Volpon: O potencial de compra das famílias neste momento está altíssimo. O excesso de poupança das famílias americanas está ao redor de US$ 5 trilhões, nas contas bancárias. Essa é a primeira crise, em que, no dado agregado, as famílias estão saindo mais ricas do que entraram. Na carteira de ativos financeiros, está em US$ 110 trilhões, 10% acima da linha de tendência, que não muda muito ao longo do tempo. E também há um boom imobiliário enorme, os preços das casas estão subindo 20% no ano contra ano. O mercado de trabalho está bombando. Os investimentos e gastos do governo também estão bombando. Tem um grande choque primário que é de abertura e commodities entrando nesse ambiente de demanda, onde o Fed, tendo mais juízo, já deveria estar apertando a política monetária na margem. Está fazendo o contrário, fica prometendo que só vai subir os juros em 2023 e só fazer tapering no ano que vem. O único contra-argumento é a expectativa. Mas, se chegarmos no fim do ano e a inflação ainda estiver rodando em 3%, o que eu acho bastante provável, essas expectativas vão se deslocar para cima. E o Fed vai dar uma puxadinha no tapete em 2022. Se vai ser uma puxada de tapete que causa problema aos mercados emergentes, não sei. Minha capacidade de previsão se esgota aí.

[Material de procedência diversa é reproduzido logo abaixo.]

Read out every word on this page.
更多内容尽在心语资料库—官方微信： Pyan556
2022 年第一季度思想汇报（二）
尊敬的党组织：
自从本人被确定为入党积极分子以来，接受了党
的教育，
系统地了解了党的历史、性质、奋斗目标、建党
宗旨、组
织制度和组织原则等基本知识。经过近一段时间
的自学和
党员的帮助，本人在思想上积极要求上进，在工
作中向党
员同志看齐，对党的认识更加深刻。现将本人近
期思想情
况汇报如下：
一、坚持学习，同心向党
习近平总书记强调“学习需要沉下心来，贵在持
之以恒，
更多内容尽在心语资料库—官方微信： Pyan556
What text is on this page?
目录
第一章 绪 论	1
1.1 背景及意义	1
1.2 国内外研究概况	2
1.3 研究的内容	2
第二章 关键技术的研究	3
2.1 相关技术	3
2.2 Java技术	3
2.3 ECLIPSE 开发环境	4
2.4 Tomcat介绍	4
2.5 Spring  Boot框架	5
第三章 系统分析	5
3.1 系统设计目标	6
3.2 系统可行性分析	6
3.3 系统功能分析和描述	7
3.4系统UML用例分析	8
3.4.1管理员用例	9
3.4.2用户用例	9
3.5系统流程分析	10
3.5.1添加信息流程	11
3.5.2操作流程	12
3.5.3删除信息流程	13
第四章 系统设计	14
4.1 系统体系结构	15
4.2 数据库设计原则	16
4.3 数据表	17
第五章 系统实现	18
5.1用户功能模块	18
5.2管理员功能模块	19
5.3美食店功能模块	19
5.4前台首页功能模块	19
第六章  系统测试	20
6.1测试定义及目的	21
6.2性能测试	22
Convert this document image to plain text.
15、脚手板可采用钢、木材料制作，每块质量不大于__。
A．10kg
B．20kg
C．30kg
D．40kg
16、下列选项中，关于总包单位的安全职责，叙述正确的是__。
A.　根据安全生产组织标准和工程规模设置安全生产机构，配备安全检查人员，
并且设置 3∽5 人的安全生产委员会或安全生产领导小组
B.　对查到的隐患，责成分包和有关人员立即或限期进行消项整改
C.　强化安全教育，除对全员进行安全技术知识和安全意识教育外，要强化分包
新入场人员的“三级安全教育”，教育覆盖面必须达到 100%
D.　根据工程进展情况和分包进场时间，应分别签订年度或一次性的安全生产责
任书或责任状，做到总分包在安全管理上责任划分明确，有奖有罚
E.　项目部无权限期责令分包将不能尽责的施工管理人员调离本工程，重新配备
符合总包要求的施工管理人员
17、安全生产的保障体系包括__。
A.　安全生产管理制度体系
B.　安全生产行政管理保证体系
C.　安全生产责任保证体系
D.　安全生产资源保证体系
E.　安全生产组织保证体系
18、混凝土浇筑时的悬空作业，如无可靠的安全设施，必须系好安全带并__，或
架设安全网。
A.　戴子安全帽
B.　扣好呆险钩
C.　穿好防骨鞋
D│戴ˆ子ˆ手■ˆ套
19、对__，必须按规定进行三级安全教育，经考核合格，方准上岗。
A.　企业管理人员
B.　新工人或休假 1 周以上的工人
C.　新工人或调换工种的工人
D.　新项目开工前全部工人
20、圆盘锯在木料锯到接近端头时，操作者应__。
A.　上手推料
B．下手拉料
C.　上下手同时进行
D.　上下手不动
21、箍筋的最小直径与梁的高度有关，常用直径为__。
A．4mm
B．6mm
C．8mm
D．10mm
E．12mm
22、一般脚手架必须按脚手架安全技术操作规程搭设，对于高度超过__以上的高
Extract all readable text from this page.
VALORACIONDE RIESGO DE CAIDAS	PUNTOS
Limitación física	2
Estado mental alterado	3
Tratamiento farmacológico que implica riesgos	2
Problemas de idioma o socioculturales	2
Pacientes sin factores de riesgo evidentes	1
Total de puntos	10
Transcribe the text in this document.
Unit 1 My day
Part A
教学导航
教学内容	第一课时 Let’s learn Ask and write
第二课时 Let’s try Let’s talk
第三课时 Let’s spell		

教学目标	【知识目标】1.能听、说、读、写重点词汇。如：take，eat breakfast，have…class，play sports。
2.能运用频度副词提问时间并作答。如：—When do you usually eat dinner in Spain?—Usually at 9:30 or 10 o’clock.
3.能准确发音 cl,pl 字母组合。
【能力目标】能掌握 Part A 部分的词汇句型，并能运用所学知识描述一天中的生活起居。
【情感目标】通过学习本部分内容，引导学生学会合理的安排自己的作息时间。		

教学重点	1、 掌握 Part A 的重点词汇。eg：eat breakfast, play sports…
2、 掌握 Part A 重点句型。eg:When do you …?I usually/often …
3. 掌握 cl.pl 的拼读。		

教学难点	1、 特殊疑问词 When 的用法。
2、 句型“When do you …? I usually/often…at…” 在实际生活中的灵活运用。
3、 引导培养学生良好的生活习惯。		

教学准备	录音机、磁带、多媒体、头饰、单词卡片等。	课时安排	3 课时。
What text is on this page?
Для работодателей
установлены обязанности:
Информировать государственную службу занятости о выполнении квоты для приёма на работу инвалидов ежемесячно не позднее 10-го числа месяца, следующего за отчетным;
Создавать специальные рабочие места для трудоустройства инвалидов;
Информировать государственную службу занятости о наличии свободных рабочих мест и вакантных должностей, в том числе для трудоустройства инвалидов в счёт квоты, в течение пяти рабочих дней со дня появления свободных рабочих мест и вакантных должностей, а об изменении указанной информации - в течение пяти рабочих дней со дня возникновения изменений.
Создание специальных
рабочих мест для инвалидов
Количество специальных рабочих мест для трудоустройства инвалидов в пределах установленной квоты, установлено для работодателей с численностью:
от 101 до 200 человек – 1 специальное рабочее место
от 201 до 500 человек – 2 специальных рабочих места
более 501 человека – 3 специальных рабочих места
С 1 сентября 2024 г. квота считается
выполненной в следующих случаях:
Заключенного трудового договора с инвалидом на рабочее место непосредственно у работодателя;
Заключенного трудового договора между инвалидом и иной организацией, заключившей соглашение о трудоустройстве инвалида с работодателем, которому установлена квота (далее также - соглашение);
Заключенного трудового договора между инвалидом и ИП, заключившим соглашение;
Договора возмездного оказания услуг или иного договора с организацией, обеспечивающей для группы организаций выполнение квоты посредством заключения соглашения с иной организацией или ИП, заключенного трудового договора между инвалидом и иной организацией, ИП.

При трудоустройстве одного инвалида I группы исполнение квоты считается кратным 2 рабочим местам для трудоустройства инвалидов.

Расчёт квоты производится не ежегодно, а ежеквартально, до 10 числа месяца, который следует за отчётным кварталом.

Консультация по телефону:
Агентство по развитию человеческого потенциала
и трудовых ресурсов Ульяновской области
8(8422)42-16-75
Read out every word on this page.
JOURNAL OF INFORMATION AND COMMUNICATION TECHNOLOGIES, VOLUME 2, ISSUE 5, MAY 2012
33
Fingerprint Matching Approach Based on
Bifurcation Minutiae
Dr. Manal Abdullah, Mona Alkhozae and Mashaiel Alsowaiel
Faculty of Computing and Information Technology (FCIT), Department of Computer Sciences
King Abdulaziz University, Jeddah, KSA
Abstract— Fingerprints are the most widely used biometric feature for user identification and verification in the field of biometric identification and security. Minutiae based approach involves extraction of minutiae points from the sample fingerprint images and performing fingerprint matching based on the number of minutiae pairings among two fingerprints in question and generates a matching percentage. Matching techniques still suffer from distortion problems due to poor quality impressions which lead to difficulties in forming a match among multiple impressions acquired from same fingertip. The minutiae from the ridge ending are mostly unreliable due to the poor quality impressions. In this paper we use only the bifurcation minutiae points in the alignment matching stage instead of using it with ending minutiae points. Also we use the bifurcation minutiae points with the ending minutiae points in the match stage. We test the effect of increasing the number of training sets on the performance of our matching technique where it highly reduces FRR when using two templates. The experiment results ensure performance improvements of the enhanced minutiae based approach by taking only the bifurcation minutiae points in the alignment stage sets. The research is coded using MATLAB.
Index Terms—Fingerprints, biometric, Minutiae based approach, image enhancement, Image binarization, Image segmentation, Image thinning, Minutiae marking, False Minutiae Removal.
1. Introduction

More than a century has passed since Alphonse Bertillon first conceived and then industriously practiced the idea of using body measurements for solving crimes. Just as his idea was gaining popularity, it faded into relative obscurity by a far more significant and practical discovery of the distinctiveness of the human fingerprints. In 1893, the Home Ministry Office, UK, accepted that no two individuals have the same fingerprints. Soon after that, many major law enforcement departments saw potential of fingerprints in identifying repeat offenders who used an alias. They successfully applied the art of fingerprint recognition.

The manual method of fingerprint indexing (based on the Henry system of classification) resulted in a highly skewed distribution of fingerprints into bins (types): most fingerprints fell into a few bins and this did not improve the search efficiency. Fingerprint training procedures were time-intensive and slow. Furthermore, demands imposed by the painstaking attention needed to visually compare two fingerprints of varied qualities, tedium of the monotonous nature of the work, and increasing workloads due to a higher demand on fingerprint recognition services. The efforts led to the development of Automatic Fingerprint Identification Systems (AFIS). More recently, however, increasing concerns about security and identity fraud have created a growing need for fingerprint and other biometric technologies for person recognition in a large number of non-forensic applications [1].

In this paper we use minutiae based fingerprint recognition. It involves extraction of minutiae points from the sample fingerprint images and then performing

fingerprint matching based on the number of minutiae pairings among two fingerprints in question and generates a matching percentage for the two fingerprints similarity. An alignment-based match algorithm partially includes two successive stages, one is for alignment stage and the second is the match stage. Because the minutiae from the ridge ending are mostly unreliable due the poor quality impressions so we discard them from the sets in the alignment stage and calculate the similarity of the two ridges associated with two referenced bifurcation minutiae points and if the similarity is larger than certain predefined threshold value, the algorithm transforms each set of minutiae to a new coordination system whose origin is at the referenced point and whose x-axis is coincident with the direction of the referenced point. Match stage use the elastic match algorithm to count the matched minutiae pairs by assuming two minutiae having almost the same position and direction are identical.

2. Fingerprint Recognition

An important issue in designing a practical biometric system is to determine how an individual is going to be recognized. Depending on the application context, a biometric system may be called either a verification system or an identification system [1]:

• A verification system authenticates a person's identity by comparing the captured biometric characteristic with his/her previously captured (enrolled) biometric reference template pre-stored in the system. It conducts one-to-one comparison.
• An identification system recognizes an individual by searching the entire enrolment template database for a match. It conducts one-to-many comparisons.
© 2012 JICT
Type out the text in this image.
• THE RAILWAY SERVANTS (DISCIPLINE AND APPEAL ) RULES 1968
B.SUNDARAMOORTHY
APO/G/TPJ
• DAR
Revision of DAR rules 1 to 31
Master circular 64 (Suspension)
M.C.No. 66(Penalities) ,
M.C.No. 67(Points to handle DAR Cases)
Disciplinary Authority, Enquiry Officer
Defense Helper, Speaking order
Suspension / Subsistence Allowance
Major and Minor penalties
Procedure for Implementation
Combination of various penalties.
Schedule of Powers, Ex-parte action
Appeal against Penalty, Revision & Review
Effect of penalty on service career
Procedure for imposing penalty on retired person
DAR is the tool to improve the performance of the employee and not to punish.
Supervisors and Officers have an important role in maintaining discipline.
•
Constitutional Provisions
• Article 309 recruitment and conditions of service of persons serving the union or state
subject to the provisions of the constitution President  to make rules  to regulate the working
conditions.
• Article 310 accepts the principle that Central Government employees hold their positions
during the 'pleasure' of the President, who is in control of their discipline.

Broadcast: Mas já estamos nos preparando para essa eventual puxada de tapete?
Volpon: É bom que estamos aumentando juros agora porque ajuda a criar um colchão contra qualquer surpresa do Fed. Se anteciparem alta de juros em 2022, o fato de Selic já estar em 7% vai ajudar com o impacto negativo disso na nossa economia. O bom é que o BC já está correndo na frente do Fed. O pior é quando estamos com juro muito estimulativo e o Fed dá uma paulada na nossa cabeça, como aconteceu em 2013. Teve o taper tantrum e o [Alexandre] Tombini estava praticando juros muito baixos. Era o mínimo da história na época. Teve que aumentar os juros, foi aquela zona. O bom é que não deve acontecer neste episódio. Vamos pegar a puxada de tapete do Fed com os juros em um patamar decente.